Hopefully this opinion doesn't come as a surprise. I've written a number of times that I do not think that paṭicca-samuppāda was intended to be a theory of everything. This is argued at length in my commentary on the Kaccānagotta Sutta, and summarised in my blog post: A General Theory of Conditionality? The theory paṭicca-samuppāda was intended to explain the arising of experience, and guide us towards insights into why we suffer, with suffering distinguished from painful sensations. It might be argued that this is an attempt to discover 'the original Buddhism' which I myself have described as folly, and criticised others for. However I think there are good doctrinal and methodological reasons for adopting this approach and these are set out in many previous blog posts, and longer essays.

I've gathered many quotes from Westerners who, as far as I know, were not aware of or influenced by Buddhism.

All things change, nothing is extinguished. There is nothing in the whole world which is permanent. Everything flows onward; all things are brought into being with a changing nature; the ages themselves glide by in constant movement. Ovid (BC 43-AD 18) Roman poet.

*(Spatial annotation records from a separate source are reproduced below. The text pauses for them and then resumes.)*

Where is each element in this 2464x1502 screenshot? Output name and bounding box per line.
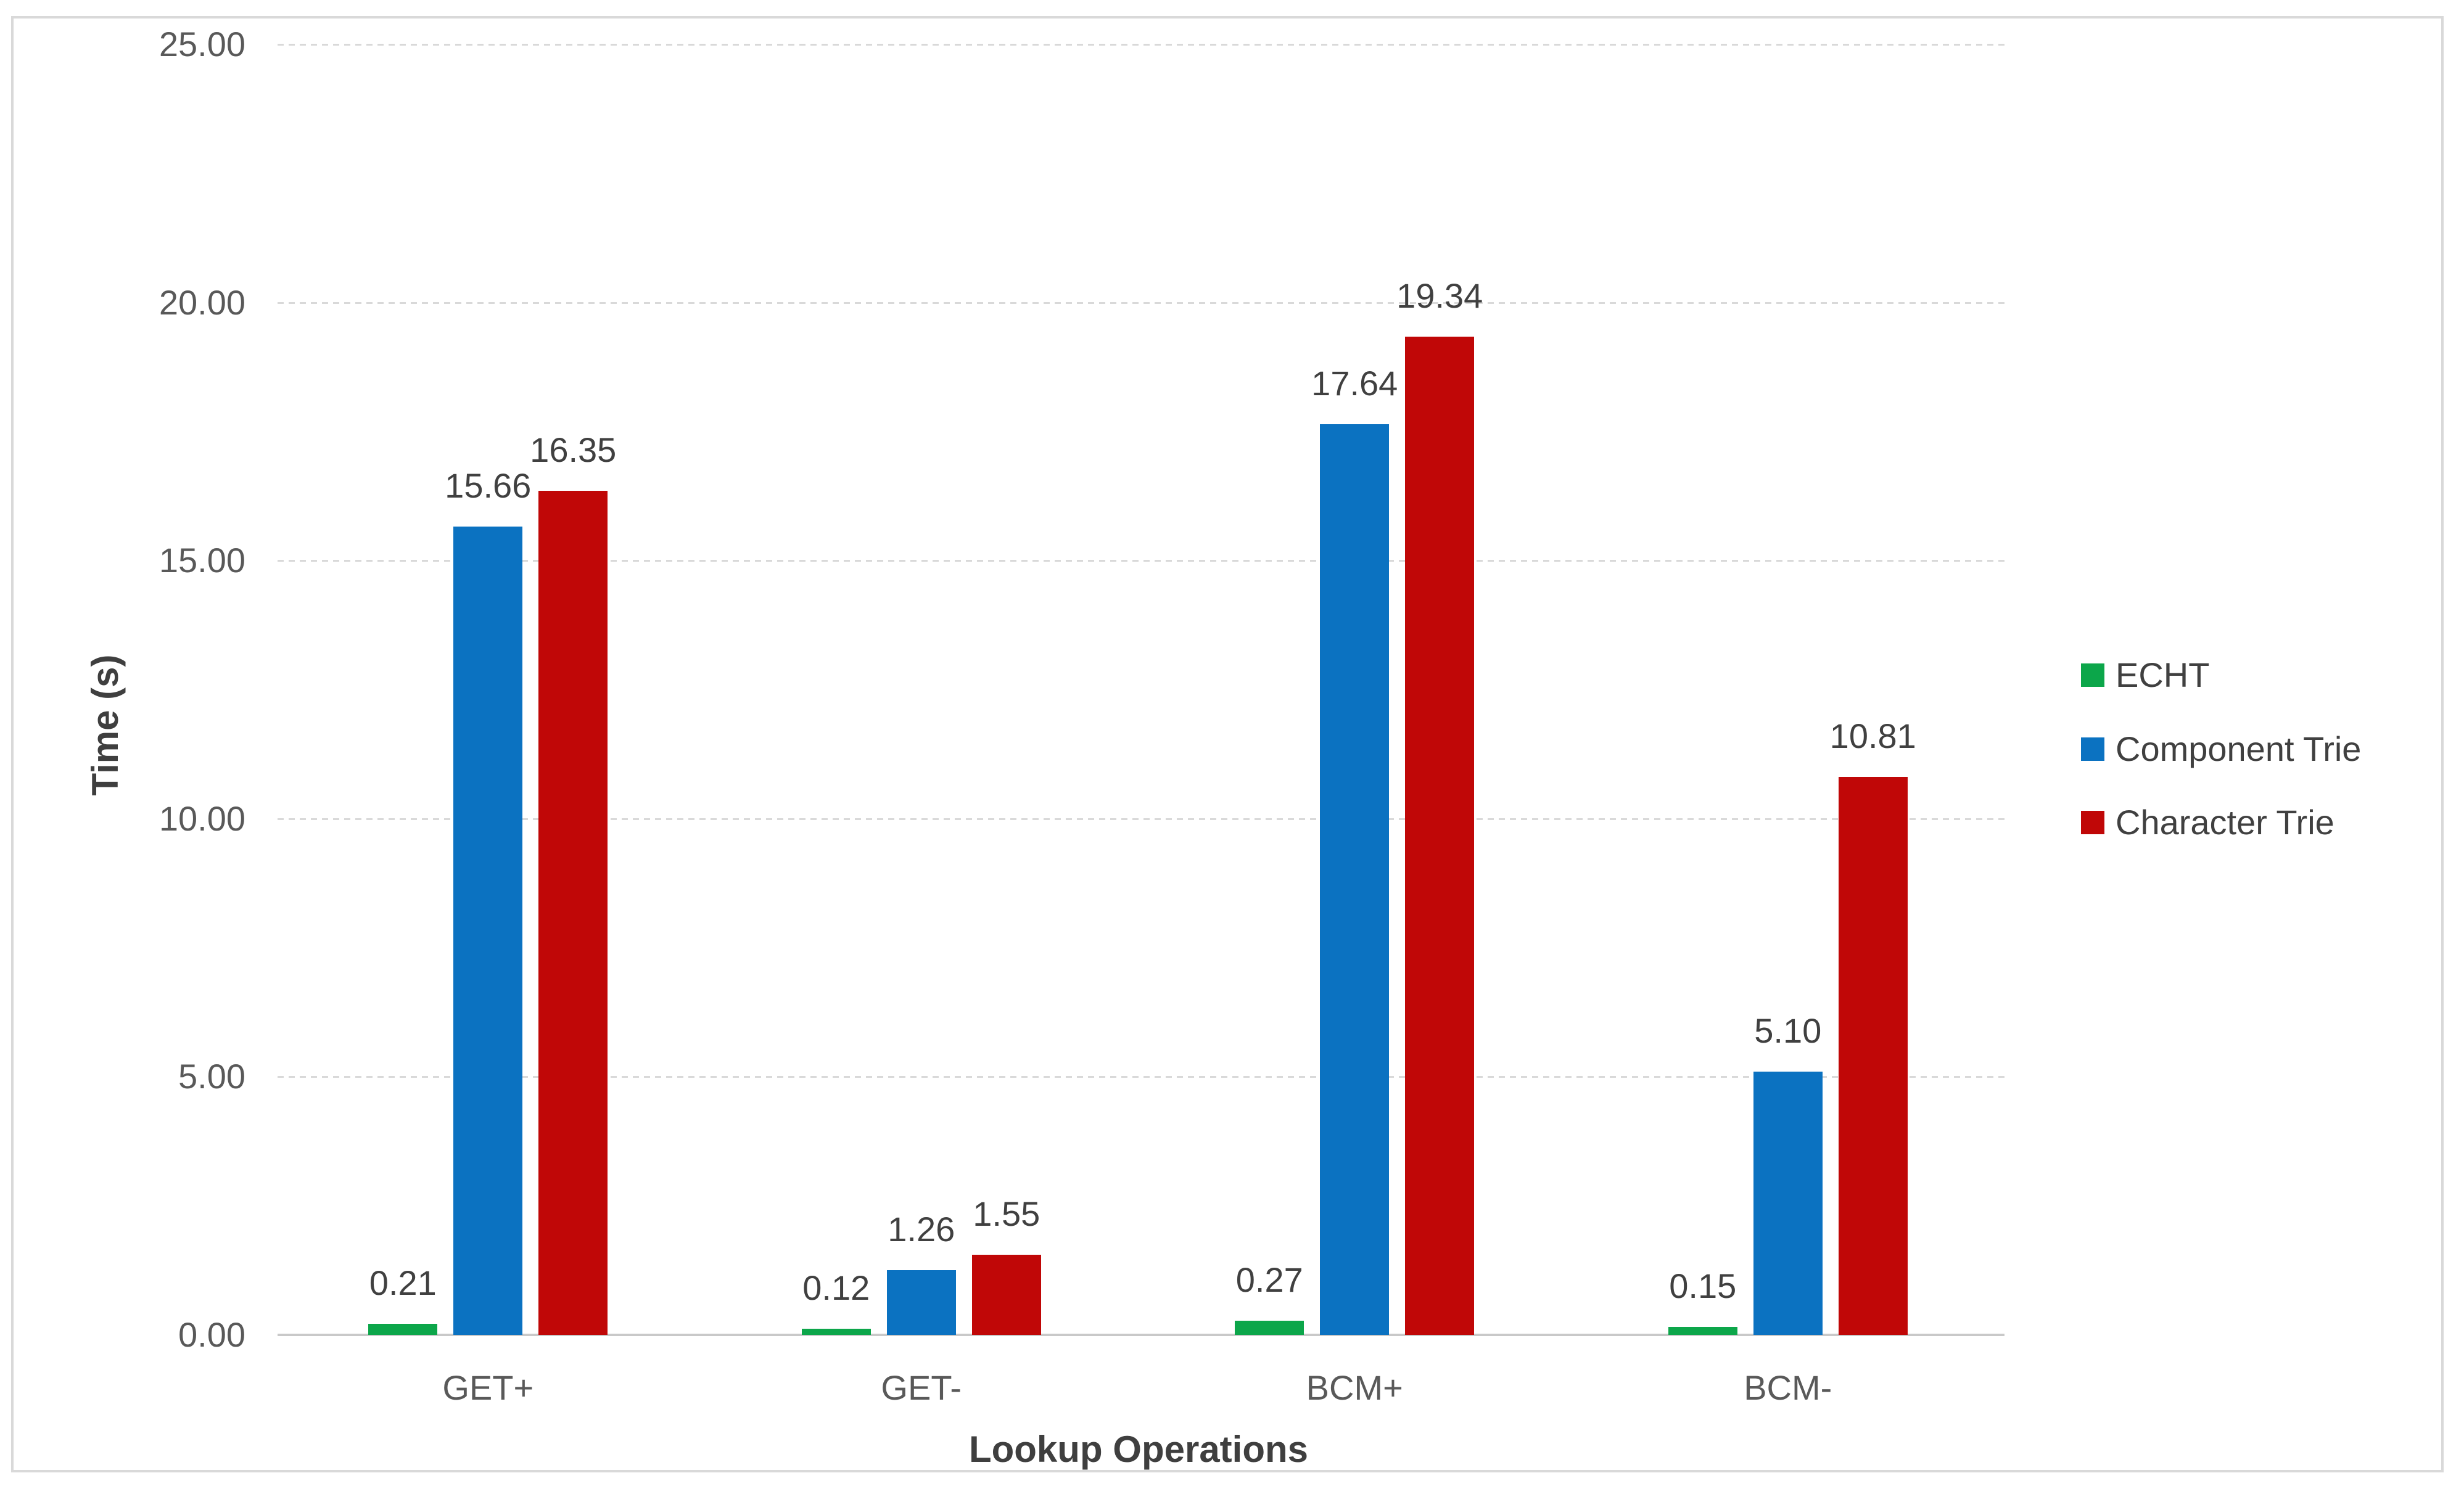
legend-item-character-trie: Character Trie — [2081, 804, 2334, 841]
legend-label: Character Trie — [2116, 803, 2334, 842]
data-label-character-trie-get+: 16.35 — [530, 430, 617, 470]
data-label-component-trie-bcm+: 17.64 — [1311, 364, 1398, 403]
data-label-character-trie-get-: 1.55 — [973, 1194, 1040, 1234]
y-axis-tick-label: 25.00 — [159, 25, 245, 64]
gridline-5.00 — [278, 1076, 2005, 1078]
x-axis-baseline — [278, 1334, 2005, 1336]
category-label-bcm+: BCM+ — [1306, 1368, 1403, 1407]
bar-component-trie-bcm- — [1753, 1072, 1823, 1335]
y-axis-tick-label: 5.00 — [178, 1057, 245, 1096]
legend-item-component-trie: Component Trie — [2081, 731, 2361, 768]
data-label-component-trie-get-: 1.26 — [888, 1209, 955, 1249]
bar-component-trie-get- — [886, 1270, 956, 1335]
category-label-bcm-: BCM- — [1744, 1368, 1832, 1407]
bar-character-trie-get- — [971, 1255, 1041, 1335]
data-label-character-trie-bcm+: 19.34 — [1396, 276, 1483, 315]
legend-label: Component Trie — [2116, 729, 2362, 768]
legend-item-echt: ECHT — [2081, 657, 2209, 694]
bar-component-trie-get+ — [453, 526, 523, 1335]
x-axis-title: Lookup Operations — [968, 1429, 1309, 1470]
gridline-15.00 — [278, 560, 2005, 562]
data-label-echt-bcm+: 0.27 — [1235, 1260, 1303, 1300]
bar-echt-bcm+ — [1235, 1321, 1304, 1335]
category-label-get-: GET- — [881, 1368, 962, 1407]
y-axis-tick-label: 20.00 — [159, 282, 245, 322]
data-label-echt-get-: 0.12 — [802, 1268, 870, 1307]
data-label-character-trie-bcm-: 10.81 — [1829, 716, 1916, 755]
bar-component-trie-bcm+ — [1320, 424, 1390, 1335]
y-axis-title: Time (s) — [84, 654, 126, 796]
bar-character-trie-bcm- — [1838, 776, 1908, 1335]
bar-echt-get+ — [368, 1324, 438, 1335]
legend-swatch-icon — [2081, 811, 2104, 834]
bar-echt-bcm- — [1668, 1327, 1737, 1335]
y-axis-tick-label: 10.00 — [159, 798, 245, 838]
legend-swatch-icon — [2081, 737, 2104, 761]
data-label-component-trie-get+: 15.66 — [445, 466, 532, 505]
y-axis-tick-label: 15.00 — [159, 541, 245, 580]
data-label-component-trie-bcm-: 5.10 — [1754, 1011, 1822, 1051]
bar-character-trie-bcm+ — [1405, 336, 1475, 1335]
legend-label: ECHT — [2116, 655, 2210, 694]
data-label-echt-bcm-: 0.15 — [1669, 1266, 1737, 1306]
category-label-get+: GET+ — [442, 1368, 534, 1407]
legend-swatch-icon — [2081, 663, 2104, 687]
gridline-10.00 — [278, 818, 2005, 820]
data-label-echt-get+: 0.21 — [369, 1263, 437, 1303]
bar-character-trie-get+ — [538, 491, 608, 1335]
gridline-25.00 — [278, 44, 2005, 46]
bar-echt-get- — [801, 1328, 871, 1335]
chart-border — [11, 16, 2444, 1472]
y-axis-tick-label: 0.00 — [178, 1315, 245, 1354]
gridline-20.00 — [278, 302, 2005, 304]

In human life there is constant change of fortune; and it is unreasonable to expect an exemption from the common fate. Life itself decays, and all things are daily changing. Plutarch (46-120) Greek essayist, and biographer.
 French prose intro to L'Image du Monde, ca. 1320 CE. BNF Français 574. Translation by @PiersatPenn. A medieval monk defends his encyclopedia...
“We have described everything briefly, because people prefer simple things
that don't take long to explain. Their lives are short & their bodies transitory;
the days pass quickly, centuries roll by, and death comes before you know it.”

The circumstances of the world are continually changing, and the opinions of men change also; and as government is for the living, and not for the dead, it is the living only that has any right in it. That which may be thought right and found convenient in one age, may be thought wrong and found inconvenient in another. In such cases, who is to decide, the living, or the dead? Thomas Paine

Today is not yesterday: we ourselves change; how can our works and thoughts, if they are always to be the fittest, continue always the same? Change, indeed is painful; yet ever needful; and if memory have its force and worth, so also has hope. - Thomas Carlyle (1795-1881) British historian and essayist.

Change doth unknit the tranquil strength of men. Matthew Arnold, A Question.

Life belongs to the living, and he who lives must be prepared for changes.
Johann Wolfgang Von Goethe (1749-1832) German poet, novelist and dramatist.

We must all obey the great law of change. It is the most powerful law of nature.
Edmund Burke (1729-1797) British political writer.

Change is inevitable. Change is constant. Benjamin Disraeli (1804-1881) British politician and author.

We are not the same persons this year as last; nor are those we love. It is a happy chance if we, changing, continue to love a changed person. William Somerset Maugham

When you're finished changing, you're finished. Benjamin Franklin

"Everything changes". Amongst Buddhists "everything changes" has become a cliché. But, so what? Awareness of it should, and does affect the way we choose to live, however I do not think it was the radical insight seen by the Buddha. I have tried to show in my essay on the Kaccānagotta Sutta that the idea of that everything changes was, from the Buddha's point of view, demonstrably false. With only his bare senses and mind he couldn't have imagined that gem stones for example changed imperceptibly over millions of years: they simply did not change. However our experience of everything is always changing, even when presented with an apparently unchanging object, and here we are closer to the mark.